4 of 5 people found the following review helpful
Keeps Me Coming Back June 12 2000
By "qed7" - Published on Amazon.com
Format: Paperback
This book is one of my guilty pleasures. I have read it more times than I can count and am about to purchase my third copy, having worn out two previous copies. The main character is a man driven unlike any other. He seems at times to be in search of something (a theme I find in many of Foster's books), but in the process of his quest he reshapes the entire known universe. As intriging a read the twentieth time as it was the first.
4 of 5 people found the following review helpful
Re-readable to the point of destruction Nov. 15 2001
By Shalom Craimer - Published on Amazon.com
Format: Paperback
I've liked this book since I first read it, 10 year ago, and I still find myself picking it up and re-reading it again and again. The flow of the plot is simply to absorbing to put it down, and the complex plans made by the main character amaze me afresh every time. I've read this book so often, and lent it to so many people, that my first copy fell apart. So I got another one ;-)
1 of 1 people found the following review helpful
I liked it, but it's not for everyone May 11 2005
By ali - Published on Amazon.com
Format: Paperback
I agree with most of the prior review by Justus, and I too enjoyed this book. The meteoric rise of this mysterious uberman from poor abandoned orphan to master manipulator of the known universe was entertaing and I was able to get into in and want to watch it unfold. That being said, it's not wonderfully written and I give it 4 stars because I happen to enjoy this type of plotline. It's a bit of a guilty pleasure, like being into kung-fu movies, and I can't justify the rating based on the writing itself.

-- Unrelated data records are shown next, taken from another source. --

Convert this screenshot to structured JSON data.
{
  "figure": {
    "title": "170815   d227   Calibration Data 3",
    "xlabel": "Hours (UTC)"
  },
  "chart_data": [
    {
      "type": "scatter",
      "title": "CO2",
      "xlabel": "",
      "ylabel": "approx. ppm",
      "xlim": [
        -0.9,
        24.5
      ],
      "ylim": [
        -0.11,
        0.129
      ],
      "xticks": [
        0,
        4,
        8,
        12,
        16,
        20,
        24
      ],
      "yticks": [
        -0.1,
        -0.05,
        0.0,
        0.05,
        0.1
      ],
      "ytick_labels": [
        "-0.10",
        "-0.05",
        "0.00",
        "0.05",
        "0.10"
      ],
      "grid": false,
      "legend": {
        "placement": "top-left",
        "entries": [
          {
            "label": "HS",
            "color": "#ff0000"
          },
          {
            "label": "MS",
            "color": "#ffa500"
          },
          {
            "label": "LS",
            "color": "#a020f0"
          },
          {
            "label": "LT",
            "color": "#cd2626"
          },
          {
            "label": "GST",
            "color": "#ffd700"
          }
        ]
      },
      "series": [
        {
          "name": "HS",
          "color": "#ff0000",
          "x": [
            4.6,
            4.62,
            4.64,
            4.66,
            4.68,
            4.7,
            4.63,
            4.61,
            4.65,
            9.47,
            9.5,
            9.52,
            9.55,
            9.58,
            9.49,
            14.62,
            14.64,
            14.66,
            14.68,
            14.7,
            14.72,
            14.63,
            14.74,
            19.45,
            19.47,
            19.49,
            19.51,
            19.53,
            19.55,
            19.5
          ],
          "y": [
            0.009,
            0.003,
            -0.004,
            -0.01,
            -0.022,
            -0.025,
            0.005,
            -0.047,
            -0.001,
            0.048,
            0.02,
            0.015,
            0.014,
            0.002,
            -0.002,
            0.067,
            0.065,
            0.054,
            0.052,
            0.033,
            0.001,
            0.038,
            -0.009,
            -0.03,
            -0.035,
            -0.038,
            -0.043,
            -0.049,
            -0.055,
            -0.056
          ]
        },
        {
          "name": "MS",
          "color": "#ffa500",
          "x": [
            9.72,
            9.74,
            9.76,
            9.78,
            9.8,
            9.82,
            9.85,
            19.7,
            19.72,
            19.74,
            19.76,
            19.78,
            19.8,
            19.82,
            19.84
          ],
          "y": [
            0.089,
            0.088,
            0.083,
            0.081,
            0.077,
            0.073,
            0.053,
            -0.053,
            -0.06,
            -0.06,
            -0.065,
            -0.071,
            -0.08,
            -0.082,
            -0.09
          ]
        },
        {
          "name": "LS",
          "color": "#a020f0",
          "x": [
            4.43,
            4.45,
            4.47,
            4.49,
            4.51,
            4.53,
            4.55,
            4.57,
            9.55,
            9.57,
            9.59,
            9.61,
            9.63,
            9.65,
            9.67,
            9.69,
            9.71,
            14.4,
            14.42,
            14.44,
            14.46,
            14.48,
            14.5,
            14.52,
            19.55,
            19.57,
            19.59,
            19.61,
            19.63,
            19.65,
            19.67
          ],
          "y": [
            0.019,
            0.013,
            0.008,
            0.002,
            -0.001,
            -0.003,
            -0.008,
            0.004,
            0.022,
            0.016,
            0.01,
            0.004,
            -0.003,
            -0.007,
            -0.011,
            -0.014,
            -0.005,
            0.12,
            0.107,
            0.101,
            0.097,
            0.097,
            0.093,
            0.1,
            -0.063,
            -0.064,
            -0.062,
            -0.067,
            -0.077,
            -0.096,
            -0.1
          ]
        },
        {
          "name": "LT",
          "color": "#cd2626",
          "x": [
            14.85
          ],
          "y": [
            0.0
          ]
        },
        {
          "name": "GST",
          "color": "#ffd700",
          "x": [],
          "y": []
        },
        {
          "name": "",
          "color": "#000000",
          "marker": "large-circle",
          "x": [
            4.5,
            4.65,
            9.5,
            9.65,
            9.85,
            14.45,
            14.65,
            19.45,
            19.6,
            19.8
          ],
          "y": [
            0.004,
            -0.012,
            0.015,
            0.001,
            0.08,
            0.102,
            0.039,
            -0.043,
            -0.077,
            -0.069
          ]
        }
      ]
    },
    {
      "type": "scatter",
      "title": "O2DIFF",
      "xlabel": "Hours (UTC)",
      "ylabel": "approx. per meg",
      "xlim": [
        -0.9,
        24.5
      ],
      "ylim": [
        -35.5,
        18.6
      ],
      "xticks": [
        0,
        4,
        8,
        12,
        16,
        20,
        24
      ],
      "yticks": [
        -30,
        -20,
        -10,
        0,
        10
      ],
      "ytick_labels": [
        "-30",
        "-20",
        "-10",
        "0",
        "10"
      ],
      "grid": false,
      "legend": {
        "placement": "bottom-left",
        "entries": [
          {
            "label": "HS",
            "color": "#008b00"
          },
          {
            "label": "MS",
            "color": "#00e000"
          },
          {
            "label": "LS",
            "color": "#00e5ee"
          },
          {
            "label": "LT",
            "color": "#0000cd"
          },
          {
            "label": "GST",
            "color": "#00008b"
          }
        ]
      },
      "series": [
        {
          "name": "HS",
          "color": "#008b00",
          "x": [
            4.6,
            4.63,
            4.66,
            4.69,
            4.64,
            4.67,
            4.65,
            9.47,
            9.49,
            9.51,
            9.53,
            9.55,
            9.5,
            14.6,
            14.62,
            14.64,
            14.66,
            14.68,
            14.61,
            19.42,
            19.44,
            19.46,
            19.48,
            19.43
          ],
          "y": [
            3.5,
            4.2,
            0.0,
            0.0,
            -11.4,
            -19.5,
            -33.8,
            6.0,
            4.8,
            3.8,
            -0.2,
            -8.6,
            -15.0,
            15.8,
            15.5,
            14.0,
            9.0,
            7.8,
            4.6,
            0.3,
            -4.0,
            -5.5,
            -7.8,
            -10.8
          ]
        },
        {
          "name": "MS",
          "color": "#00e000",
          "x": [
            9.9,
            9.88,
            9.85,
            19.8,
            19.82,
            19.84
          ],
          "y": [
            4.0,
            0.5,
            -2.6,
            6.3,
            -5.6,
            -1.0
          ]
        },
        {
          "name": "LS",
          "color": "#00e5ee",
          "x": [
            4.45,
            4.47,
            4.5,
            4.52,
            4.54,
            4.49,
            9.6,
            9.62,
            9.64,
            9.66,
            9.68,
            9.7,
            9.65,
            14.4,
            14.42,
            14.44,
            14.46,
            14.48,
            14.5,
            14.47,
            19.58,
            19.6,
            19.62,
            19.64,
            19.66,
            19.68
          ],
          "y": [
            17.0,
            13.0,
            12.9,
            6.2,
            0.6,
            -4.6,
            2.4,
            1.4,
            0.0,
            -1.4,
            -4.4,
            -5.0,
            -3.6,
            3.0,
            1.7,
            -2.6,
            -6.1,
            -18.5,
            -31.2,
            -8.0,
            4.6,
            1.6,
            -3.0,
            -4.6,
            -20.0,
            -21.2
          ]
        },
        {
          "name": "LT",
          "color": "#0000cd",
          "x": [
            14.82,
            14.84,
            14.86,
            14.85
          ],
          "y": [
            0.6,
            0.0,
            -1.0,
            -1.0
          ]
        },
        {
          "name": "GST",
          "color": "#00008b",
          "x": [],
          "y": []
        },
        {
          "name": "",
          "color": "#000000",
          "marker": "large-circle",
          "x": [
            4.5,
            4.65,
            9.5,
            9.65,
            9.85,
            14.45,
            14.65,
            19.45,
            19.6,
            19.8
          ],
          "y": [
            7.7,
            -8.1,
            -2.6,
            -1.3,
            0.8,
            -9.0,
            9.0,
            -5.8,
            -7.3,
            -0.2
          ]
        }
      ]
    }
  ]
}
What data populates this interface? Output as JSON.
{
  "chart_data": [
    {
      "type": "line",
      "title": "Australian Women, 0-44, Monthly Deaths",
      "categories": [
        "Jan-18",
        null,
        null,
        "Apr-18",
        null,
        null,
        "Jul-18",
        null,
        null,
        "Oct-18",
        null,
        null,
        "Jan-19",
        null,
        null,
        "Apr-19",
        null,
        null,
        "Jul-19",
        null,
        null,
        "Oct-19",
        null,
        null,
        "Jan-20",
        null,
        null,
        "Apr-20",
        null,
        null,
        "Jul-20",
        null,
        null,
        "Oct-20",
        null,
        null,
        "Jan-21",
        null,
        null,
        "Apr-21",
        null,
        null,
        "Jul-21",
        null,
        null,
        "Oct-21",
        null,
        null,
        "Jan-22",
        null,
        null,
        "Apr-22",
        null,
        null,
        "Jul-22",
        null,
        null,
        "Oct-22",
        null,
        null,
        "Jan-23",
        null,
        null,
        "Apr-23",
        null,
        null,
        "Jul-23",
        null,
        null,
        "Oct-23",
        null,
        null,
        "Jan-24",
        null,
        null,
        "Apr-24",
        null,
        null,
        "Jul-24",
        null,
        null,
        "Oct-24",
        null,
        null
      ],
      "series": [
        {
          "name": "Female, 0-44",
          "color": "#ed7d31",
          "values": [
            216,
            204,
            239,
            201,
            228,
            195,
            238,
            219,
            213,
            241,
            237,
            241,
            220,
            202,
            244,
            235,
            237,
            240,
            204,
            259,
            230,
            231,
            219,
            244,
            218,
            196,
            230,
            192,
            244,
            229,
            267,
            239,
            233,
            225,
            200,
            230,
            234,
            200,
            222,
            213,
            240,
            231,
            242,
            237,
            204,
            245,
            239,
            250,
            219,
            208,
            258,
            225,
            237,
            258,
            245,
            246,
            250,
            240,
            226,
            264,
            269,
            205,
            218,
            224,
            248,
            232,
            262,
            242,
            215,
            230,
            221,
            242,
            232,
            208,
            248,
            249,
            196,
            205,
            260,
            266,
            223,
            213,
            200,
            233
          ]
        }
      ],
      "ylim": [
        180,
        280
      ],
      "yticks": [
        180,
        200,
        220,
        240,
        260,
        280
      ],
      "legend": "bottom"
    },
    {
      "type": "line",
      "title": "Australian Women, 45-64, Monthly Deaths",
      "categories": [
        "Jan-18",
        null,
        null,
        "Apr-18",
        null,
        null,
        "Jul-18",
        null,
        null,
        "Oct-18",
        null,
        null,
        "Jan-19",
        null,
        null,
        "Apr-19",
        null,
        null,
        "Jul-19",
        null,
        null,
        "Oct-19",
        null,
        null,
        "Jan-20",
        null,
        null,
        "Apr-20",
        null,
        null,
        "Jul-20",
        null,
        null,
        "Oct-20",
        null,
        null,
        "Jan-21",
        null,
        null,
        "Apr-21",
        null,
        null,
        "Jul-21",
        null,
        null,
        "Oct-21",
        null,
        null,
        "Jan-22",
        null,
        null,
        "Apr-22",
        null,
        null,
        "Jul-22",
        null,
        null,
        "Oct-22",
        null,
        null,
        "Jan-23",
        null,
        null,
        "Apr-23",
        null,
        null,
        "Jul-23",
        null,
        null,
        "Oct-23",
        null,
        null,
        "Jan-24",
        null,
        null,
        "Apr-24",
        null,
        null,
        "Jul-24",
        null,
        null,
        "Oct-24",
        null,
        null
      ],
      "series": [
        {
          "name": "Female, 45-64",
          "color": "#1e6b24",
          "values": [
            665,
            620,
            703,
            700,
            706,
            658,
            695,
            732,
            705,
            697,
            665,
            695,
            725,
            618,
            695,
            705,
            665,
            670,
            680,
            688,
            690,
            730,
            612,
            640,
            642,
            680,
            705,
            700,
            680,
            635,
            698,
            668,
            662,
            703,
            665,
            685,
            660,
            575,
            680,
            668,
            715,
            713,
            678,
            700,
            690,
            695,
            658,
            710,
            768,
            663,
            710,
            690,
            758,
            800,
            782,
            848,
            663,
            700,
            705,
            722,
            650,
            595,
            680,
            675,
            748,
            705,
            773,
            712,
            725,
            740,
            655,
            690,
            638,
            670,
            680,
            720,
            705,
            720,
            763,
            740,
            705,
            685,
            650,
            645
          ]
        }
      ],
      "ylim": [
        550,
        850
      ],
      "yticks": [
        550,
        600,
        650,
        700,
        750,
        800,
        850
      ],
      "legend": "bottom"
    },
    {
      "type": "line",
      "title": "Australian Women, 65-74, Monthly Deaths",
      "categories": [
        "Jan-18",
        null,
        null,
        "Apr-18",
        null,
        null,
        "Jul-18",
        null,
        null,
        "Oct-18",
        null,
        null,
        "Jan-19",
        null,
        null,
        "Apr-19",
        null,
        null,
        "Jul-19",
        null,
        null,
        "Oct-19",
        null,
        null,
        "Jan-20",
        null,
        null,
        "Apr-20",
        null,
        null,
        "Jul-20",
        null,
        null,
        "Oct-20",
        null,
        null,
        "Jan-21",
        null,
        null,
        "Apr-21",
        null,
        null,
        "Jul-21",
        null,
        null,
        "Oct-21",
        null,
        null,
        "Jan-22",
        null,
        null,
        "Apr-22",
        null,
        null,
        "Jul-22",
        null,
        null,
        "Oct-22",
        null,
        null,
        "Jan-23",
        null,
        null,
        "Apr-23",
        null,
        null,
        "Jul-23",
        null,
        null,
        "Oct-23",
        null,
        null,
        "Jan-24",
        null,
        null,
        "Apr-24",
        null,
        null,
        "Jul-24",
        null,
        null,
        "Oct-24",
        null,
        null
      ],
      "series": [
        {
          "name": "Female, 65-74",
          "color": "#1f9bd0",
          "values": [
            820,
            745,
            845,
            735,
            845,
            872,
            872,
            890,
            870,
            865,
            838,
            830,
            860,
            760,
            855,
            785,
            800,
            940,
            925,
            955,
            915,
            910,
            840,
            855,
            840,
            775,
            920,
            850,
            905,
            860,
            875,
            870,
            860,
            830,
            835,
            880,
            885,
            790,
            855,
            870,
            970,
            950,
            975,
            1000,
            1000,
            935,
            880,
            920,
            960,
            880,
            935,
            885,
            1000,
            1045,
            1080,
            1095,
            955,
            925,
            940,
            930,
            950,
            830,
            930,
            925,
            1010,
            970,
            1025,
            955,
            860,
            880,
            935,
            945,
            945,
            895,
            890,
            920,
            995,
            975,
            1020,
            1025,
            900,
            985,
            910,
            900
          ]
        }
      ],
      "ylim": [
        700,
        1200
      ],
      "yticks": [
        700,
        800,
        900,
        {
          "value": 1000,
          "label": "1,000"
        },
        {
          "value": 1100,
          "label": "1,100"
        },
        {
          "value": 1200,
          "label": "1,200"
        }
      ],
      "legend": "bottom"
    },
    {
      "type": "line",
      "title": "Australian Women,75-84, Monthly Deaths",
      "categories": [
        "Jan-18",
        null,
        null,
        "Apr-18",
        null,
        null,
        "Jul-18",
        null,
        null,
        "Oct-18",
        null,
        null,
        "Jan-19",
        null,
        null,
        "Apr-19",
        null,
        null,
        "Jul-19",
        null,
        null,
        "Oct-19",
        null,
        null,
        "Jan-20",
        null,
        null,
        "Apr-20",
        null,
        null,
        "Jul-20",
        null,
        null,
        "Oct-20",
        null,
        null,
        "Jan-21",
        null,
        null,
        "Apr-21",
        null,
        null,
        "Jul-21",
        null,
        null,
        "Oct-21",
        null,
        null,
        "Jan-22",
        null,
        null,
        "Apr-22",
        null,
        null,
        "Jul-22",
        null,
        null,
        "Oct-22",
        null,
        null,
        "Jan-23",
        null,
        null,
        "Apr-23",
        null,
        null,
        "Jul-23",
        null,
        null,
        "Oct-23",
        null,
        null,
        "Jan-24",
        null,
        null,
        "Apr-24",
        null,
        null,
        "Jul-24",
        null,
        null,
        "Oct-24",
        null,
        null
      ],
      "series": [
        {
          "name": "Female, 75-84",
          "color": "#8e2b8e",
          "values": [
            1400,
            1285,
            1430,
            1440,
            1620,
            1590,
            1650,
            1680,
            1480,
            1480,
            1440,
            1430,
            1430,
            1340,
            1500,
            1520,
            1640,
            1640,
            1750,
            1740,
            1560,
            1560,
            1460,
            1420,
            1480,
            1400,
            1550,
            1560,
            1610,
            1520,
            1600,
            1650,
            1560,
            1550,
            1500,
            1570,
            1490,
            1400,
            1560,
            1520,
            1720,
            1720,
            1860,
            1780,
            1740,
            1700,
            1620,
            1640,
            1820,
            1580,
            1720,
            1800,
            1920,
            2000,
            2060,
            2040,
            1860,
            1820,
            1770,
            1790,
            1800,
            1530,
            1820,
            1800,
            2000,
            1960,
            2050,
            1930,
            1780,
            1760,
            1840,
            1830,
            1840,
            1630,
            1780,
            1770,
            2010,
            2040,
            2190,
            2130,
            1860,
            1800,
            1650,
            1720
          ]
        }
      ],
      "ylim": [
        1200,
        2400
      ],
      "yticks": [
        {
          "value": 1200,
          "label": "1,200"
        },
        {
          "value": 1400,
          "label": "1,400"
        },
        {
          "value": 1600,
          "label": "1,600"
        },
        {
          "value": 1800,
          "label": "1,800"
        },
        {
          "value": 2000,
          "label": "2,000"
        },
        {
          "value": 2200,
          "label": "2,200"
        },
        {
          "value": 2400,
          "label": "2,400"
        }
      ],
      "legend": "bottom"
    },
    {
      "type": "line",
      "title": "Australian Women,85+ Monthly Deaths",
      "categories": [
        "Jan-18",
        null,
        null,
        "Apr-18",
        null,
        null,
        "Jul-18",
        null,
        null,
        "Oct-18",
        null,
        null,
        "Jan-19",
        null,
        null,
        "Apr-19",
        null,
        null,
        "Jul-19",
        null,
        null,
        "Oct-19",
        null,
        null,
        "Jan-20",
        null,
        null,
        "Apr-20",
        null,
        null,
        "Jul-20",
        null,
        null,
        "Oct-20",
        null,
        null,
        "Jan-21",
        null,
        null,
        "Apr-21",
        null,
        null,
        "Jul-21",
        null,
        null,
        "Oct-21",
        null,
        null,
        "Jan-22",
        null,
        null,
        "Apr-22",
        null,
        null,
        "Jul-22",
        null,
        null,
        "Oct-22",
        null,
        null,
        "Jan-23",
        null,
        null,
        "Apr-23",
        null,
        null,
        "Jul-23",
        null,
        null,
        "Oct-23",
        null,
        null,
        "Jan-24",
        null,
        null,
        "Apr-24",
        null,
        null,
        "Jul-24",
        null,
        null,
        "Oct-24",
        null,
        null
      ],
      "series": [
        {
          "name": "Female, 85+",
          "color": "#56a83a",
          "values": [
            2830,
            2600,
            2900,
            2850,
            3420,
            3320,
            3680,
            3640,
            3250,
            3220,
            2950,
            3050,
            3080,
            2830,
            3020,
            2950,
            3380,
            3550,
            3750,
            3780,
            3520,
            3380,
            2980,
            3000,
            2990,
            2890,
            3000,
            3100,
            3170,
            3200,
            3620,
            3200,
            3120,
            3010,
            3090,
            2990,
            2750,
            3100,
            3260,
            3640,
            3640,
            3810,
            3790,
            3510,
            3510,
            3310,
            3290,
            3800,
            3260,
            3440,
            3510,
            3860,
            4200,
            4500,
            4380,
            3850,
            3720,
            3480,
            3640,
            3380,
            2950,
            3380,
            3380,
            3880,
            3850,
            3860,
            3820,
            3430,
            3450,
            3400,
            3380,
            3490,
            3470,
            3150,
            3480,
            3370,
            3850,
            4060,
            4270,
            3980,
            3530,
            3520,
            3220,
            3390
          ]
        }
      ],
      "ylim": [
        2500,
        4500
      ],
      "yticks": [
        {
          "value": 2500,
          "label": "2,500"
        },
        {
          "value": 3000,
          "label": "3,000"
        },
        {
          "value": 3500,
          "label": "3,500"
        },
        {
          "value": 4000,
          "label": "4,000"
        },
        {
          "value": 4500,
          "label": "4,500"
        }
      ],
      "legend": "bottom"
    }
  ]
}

The book could have used more editing, and most of the characters aren't three-dimensional nor especially engaging (in fact only one character is close to three-dimensional and he's not that interesting). The "main" character is a cold-blooded super-achiever but he's not well fleshed out and we're not given enough to really get a feel for him -- we just observe his progress as he grows his empire. I still found him pretty cool, but he's superficial.

There are inconsistencies in the characters' behaviors, and they will occasionally do or say things that are awkward/unnatural/out-of-character.

Some of the attempts to insert futuristic "slang" into the dialog fall flat, and I would have preferred the use of "sass that hoopy frood" more than some of the terms randomly spliced into the characters' speech.

Basically, there are a bunch of flaws in the book but I took them in stride and had fun reading the story anyway. If you don't find the overall plot engaging, you probably won't like the book, but if you do you may like it quite a bit.